Step 1 :The function $f(x)=7 x^{2}+14 x-9$ is a quadratic function. The general form of a quadratic function is $f(x)=ax^{2}+bx+c$. If the coefficient $a$ is positive, the function has a minimum value. If the coefficient $a$ is negative, the function has a maximum value. In this case, the coefficient $a$ is 7, which is positive.
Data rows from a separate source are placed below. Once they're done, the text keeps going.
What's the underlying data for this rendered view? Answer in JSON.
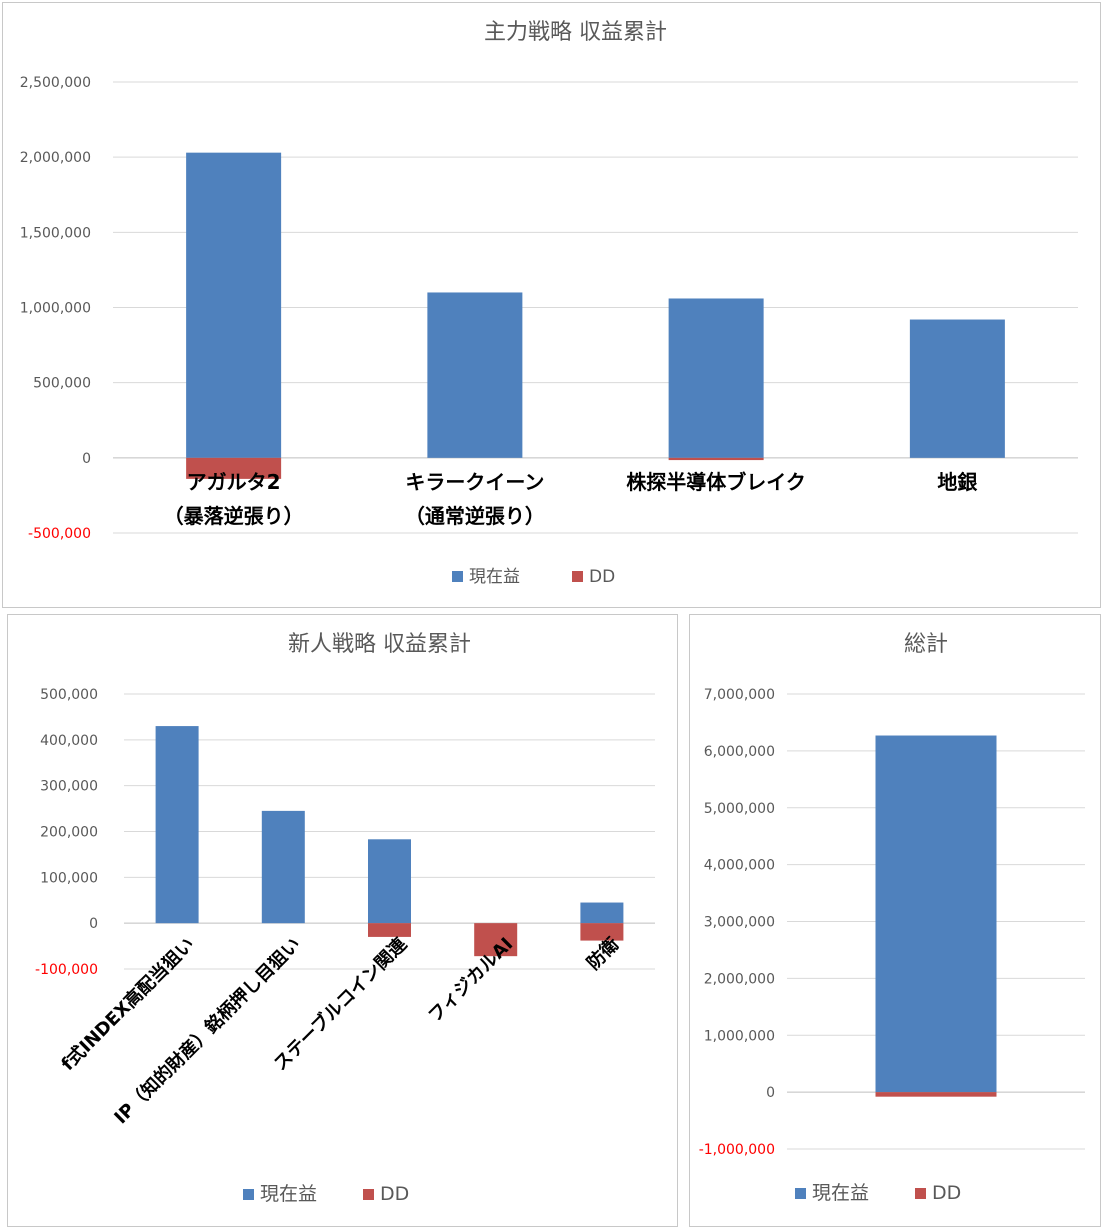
{
  "chart_data": [
    {
      "type": "bar",
      "stacked": true,
      "title": "主力戦略 収益累計",
      "categories": [
        [
          "アガルタ2",
          "（暴落逆張り）"
        ],
        [
          "キラークイーン",
          "（通常逆張り）"
        ],
        [
          "株探半導体ブレイク"
        ],
        [
          "地銀"
        ]
      ],
      "series": [
        {
          "name": "現在益",
          "color": "#4f81bd",
          "values": [
            2030000,
            1100000,
            1060000,
            920000
          ]
        },
        {
          "name": "DD",
          "color": "#c0504d",
          "values": [
            -140000,
            0,
            -15000,
            0
          ]
        }
      ],
      "yticks": [
        "2,500,000",
        "2,000,000",
        "1,500,000",
        "1,000,000",
        "500,000",
        "0",
        "-500,000"
      ],
      "ylim": [
        -500000,
        2500000
      ],
      "negative_tick_color": "#ff0000",
      "legend": "bottom"
    },
    {
      "type": "bar",
      "stacked": true,
      "title": "新人戦略 収益累計",
      "categories": [
        "f式INDEX高配当狙い",
        "IP（知的財産）銘柄押し目狙い",
        "ステーブルコイン関連",
        "フィジカルAI",
        "防衛"
      ],
      "series": [
        {
          "name": "現在益",
          "color": "#4f81bd",
          "values": [
            430000,
            245000,
            183000,
            0,
            45000
          ]
        },
        {
          "name": "DD",
          "color": "#c0504d",
          "values": [
            0,
            0,
            -30000,
            -72000,
            -38000
          ]
        }
      ],
      "yticks": [
        "500,000",
        "400,000",
        "300,000",
        "200,000",
        "100,000",
        "0",
        "-100,000"
      ],
      "ylim": [
        -100000,
        500000
      ],
      "negative_tick_color": "#ff0000",
      "legend": "bottom"
    },
    {
      "type": "bar",
      "stacked": true,
      "title": "総計",
      "categories": [
        ""
      ],
      "series": [
        {
          "name": "現在益",
          "color": "#4f81bd",
          "values": [
            6270000
          ]
        },
        {
          "name": "DD",
          "color": "#c0504d",
          "values": [
            -80000
          ]
        }
      ],
      "yticks": [
        "7,000,000",
        "6,000,000",
        "5,000,000",
        "4,000,000",
        "3,000,000",
        "2,000,000",
        "1,000,000",
        "0",
        "-1,000,000"
      ],
      "ylim": [
        -1000000,
        7000000
      ],
      "negative_tick_color": "#ff0000",
      "legend": "bottom"
    }
  ]
}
Therefore, the function has a minimum value.
Step 2 :The value of the minimum or maximum of a quadratic function $f(x)=ax^{2}+bx+c$ is given by $f(-\frac{b}{2a})$. So, we can substitute $-\frac{b}{2a}$ into the function to find the minimum value.
Step 3 :The axis of symmetry of a quadratic function $f(x)=ax^{2}+bx+c$ is given by $x=-\frac{b}{2a}$. So, we can calculate $-\frac{b}{2a}$ to find the axis of symmetry.
Step 4 :Substituting $-\frac{b}{2a}$ into the function, we find that the minimum value is -16.
Step 5 :Calculating $-\frac{b}{2a}$, we find that the axis of symmetry is -1.
Step 6 :Final Answer: The function $f(x)=7 x^{2}+14 x-9$ has a minimum value. The value of the minimum is \(\boxed{-16}\). The axis of symmetry for $f(x)$ is given by $x=\boxed{-1}$.